Even though all women shared in the common bond of abuse, by the males of society, White women were protected, while African American women were treated as chattel, to be bought, bred, and sold.  According to Smith, Jacobs tries to show these inequalities in her writings, compelling the reader to understand that her double minority status put almost insurmountable restrictions on her life, her movements, and her choices (212).  In addition, Foster expands this to say that; “Jacob’s text reinforces the images of slavery as fundamentally dehumanizing and oppressive and of slave women as particularly vulnerable to its depravities” (95).  During the time of slavery, African American women’s status as a double minority was especially rampant, as Jacob’s so obviously portrays in her narratives.  While all of the recorded slave narratives hold an important place in American minority literature, Jacob’s is perhaps the most compelling, as she illustrates the struggles that African American women faced when owned by White men.

            Discrimination against varying groups of people has a long and painful history in the United States.  Over the period of the country’s development, the groups discriminated against have changed periodically, but the prejudice seems to hang on and fester.  Probably the most discriminated against groups of citizens have been women and African Americans.  Women are still fighting discrimination, and as stated in Views of the Congressional Minority Favoring Women’s Suffrage, “The history of woman is, for the most part, a history of wrong and outrage.  Created the equal companion of man, she early became his slave, and still is in most parts of the world.”  Even in the United States, where women are portrayed as having the freedoms to choose for themselves, and to live their own lives, they still face prejudice, both subtle and overt.  They do not make the same amount of money as men, they are abused by their husbands and boyfriends on a disturbingly regular basis, and they are still often looked at as the weaker sex, both physically and intellectually.  This is especially true of African American women, as they face the double prejudices associated with womanhood and their racial heritage.  They are more often in abusive relationships, are historically the most economically disadvantaged group of citizens, and they face, on a daily basis, the prejudices of a society that can’t seem to let go of it’s racial prejudice against it’s African American citizens.  Their status as a double minority seems to merge into every aspect of their lives, and the literature created by African American women attempts to portray this in a poignant and emotionally wrenching way.  As you read their stories of rape, imprisonment, and abuse, you cannot help but feel compassion for their plight, and to feel grateful for the fact that it is not you.  You gain a new respect for them as a group, and the pride with which they refer to themselves as African American women. 

 

References

Angelou, Maya.  I Know Why the Caged Bird Sings.  New York, Random House, 1969.
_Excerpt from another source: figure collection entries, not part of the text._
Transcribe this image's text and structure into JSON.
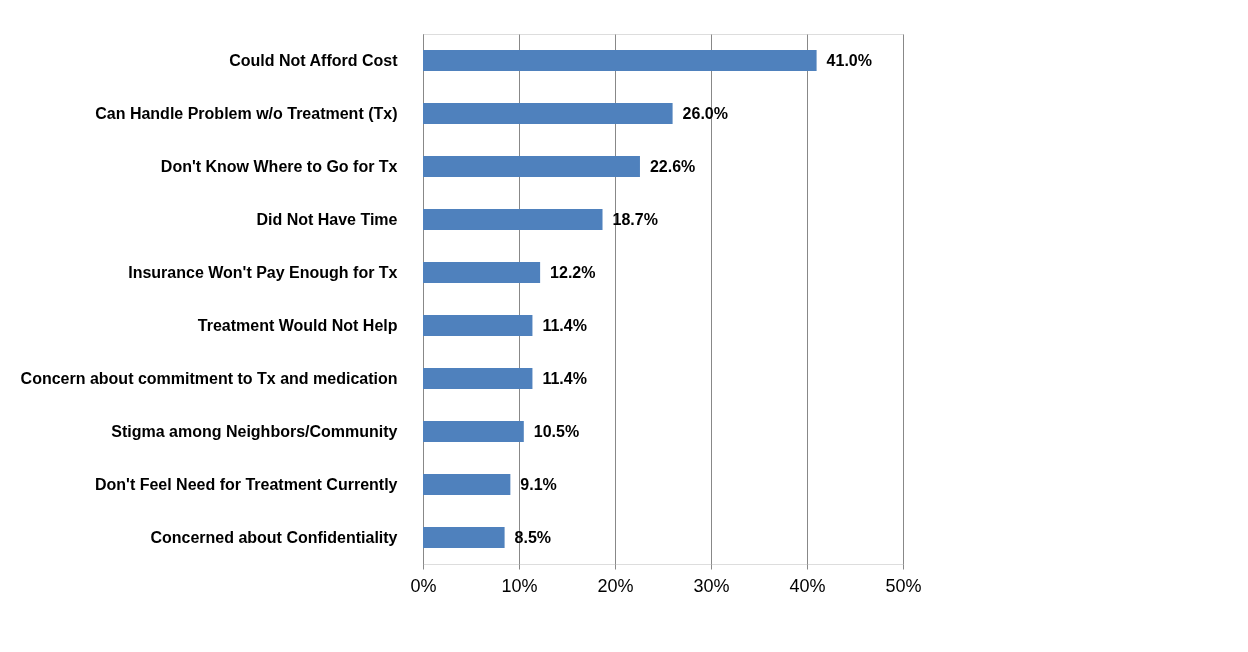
{
  "chart_data": {
    "type": "bar",
    "orientation": "horizontal",
    "categories": [
      "Could Not Afford Cost",
      "Can Handle Problem w/o Treatment (Tx)",
      "Don't Know Where to Go for Tx",
      "Did Not Have Time",
      "Insurance Won't Pay Enough for Tx",
      "Treatment Would Not Help",
      "Concern about commitment to Tx and medication",
      "Stigma among Neighbors/Community",
      "Don't Feel Need for Treatment Currently",
      "Concerned about Confidentiality"
    ],
    "values": [
      41.0,
      26.0,
      22.6,
      18.7,
      12.2,
      11.4,
      11.4,
      10.5,
      9.1,
      8.5
    ],
    "value_labels": [
      "41.0%",
      "26.0%",
      "22.6%",
      "18.7%",
      "12.2%",
      "11.4%",
      "11.4%",
      "10.5%",
      "9.1%",
      "8.5%"
    ],
    "color": "#4f81bd",
    "xlim": [
      0,
      50
    ],
    "xticks": [
      {
        "value": 0,
        "label": "0%"
      },
      {
        "value": 10,
        "label": "10%"
      },
      {
        "value": 20,
        "label": "20%"
      },
      {
        "value": 30,
        "label": "30%"
      },
      {
        "value": 40,
        "label": "40%"
      },
      {
        "value": 50,
        "label": "50%"
      }
    ],
    "grid": "x"
  }
}
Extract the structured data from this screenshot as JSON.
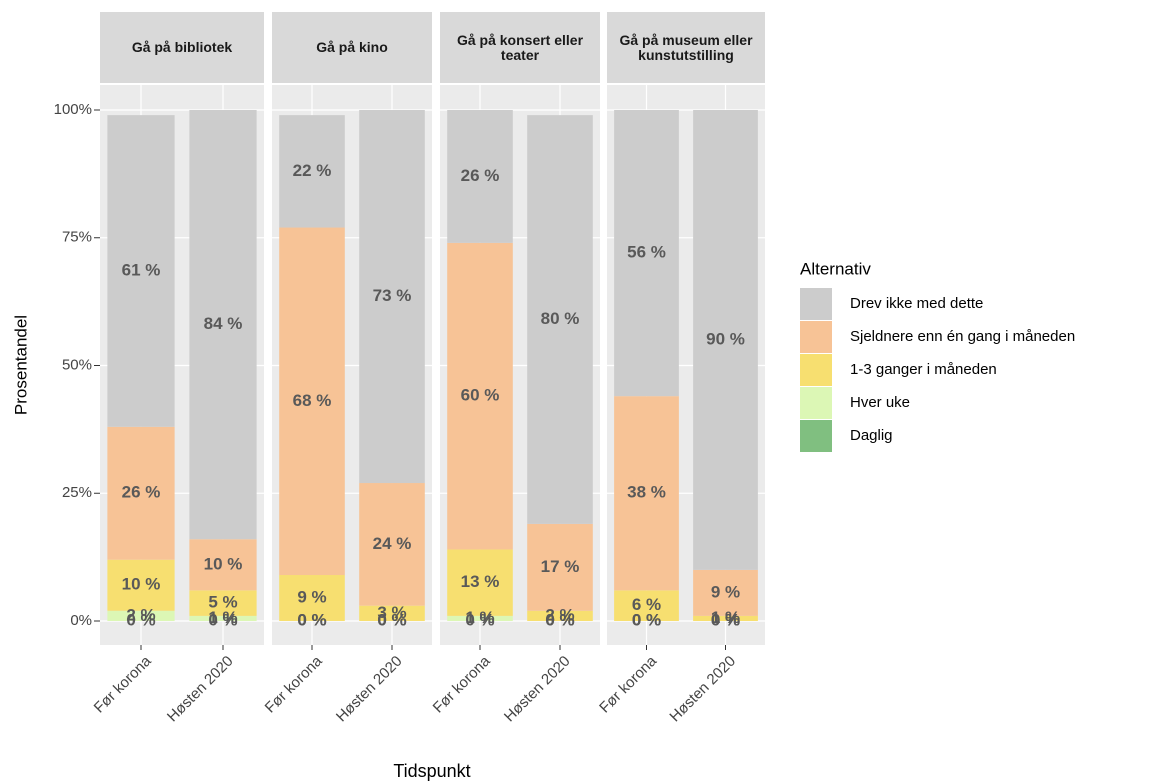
{
  "chart_data": {
    "type": "bar",
    "stacked": true,
    "ylabel": "Prosentandel",
    "xlabel": "Tidspunkt",
    "legend_title": "Alternativ",
    "ylim": [
      0,
      100
    ],
    "yticks": [
      {
        "value": 0,
        "label": "0%"
      },
      {
        "value": 25,
        "label": "25%"
      },
      {
        "value": 50,
        "label": "50%"
      },
      {
        "value": 75,
        "label": "75%"
      },
      {
        "value": 100,
        "label": "100%"
      }
    ],
    "grid": true,
    "series": [
      {
        "name": "Daglig",
        "color": "#80bf80"
      },
      {
        "name": "Hver uke",
        "color": "#dcf7b5"
      },
      {
        "name": "1-3 ganger i måneden",
        "color": "#f7df70"
      },
      {
        "name": "Sjeldnere enn én gang i måneden",
        "color": "#f7c396"
      },
      {
        "name": "Drev ikke med dette",
        "color": "#cccccc"
      }
    ],
    "facets": [
      {
        "title": "Gå på bibliotek",
        "categories": [
          "Før korona",
          "Høsten 2020"
        ],
        "series": [
          {
            "values": [
              0,
              0
            ],
            "value_labels": [
              "0 %",
              "0 %"
            ]
          },
          {
            "values": [
              2,
              1
            ],
            "value_labels": [
              "2 %",
              "1 %"
            ]
          },
          {
            "values": [
              10,
              5
            ],
            "value_labels": [
              "10 %",
              "5 %"
            ]
          },
          {
            "values": [
              26,
              10
            ],
            "value_labels": [
              "26 %",
              "10 %"
            ]
          },
          {
            "values": [
              61,
              84
            ],
            "value_labels": [
              "61 %",
              "84 %"
            ]
          }
        ]
      },
      {
        "title": "Gå på kino",
        "categories": [
          "Før korona",
          "Høsten 2020"
        ],
        "series": [
          {
            "values": [
              0,
              0
            ],
            "value_labels": [
              "0 %",
              "0 %"
            ]
          },
          {
            "values": [
              0,
              0
            ],
            "value_labels": [
              "0 %",
              "0 %"
            ]
          },
          {
            "values": [
              9,
              3
            ],
            "value_labels": [
              "9 %",
              "3 %"
            ]
          },
          {
            "values": [
              68,
              24
            ],
            "value_labels": [
              "68 %",
              "24 %"
            ]
          },
          {
            "values": [
              22,
              73
            ],
            "value_labels": [
              "22 %",
              "73 %"
            ]
          }
        ]
      },
      {
        "title": "Gå på konsert eller teater",
        "categories": [
          "Før korona",
          "Høsten 2020"
        ],
        "series": [
          {
            "values": [
              0,
              0
            ],
            "value_labels": [
              "0 %",
              "0 %"
            ]
          },
          {
            "values": [
              1,
              0
            ],
            "value_labels": [
              "1 %",
              "0 %"
            ]
          },
          {
            "values": [
              13,
              2
            ],
            "value_labels": [
              "13 %",
              "2 %"
            ]
          },
          {
            "values": [
              60,
              17
            ],
            "value_labels": [
              "60 %",
              "17 %"
            ]
          },
          {
            "values": [
              26,
              80
            ],
            "value_labels": [
              "26 %",
              "80 %"
            ]
          }
        ]
      },
      {
        "title": "Gå på museum eller kunstutstilling",
        "categories": [
          "Før korona",
          "Høsten 2020"
        ],
        "series": [
          {
            "values": [
              0,
              0
            ],
            "value_labels": [
              "0 %",
              "0 %"
            ]
          },
          {
            "values": [
              0,
              0
            ],
            "value_labels": [
              "0 %",
              "0 %"
            ]
          },
          {
            "values": [
              6,
              1
            ],
            "value_labels": [
              "6 %",
              "1 %"
            ]
          },
          {
            "values": [
              38,
              9
            ],
            "value_labels": [
              "38 %",
              "9 %"
            ]
          },
          {
            "values": [
              56,
              90
            ],
            "value_labels": [
              "56 %",
              "90 %"
            ]
          }
        ]
      }
    ]
  }
}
Carby, Hazel.  Reconstructing Womanhood; The Emergence of the Afro- American Woman Novelist.  New York, Oxford Press, 1987.

Foster, Frances Smith.  Written By Herself; Literary Production by African American Women, 1746-1892.  Bloomington, Indiana University Press, 1993.

Goines, Donald.  Black Girl Lost.  Los Angeles, Holloway House Publishing Company, 1973.

Origin & Nature of Women’s Oppression.  1979.

http://www.geocities.com/youth4sa/fi-women.html

Smith, Valerie.  “Loopholes of Retreat.”  Reading Black, Reading Feminist. Comp.  and ed. Henry Louis Gates, Jr.  New York, Penguin, 1990.

Views of the Congressional Minority Favoring Women’s Suffrage (1886). House Report No. 2289, 2004.  http://www2.worldbook.com/features/whm/html/whm029a.html.

Walker, Alice.  The Color Purple.  Orlando, Harcourt Harbrace, 1982.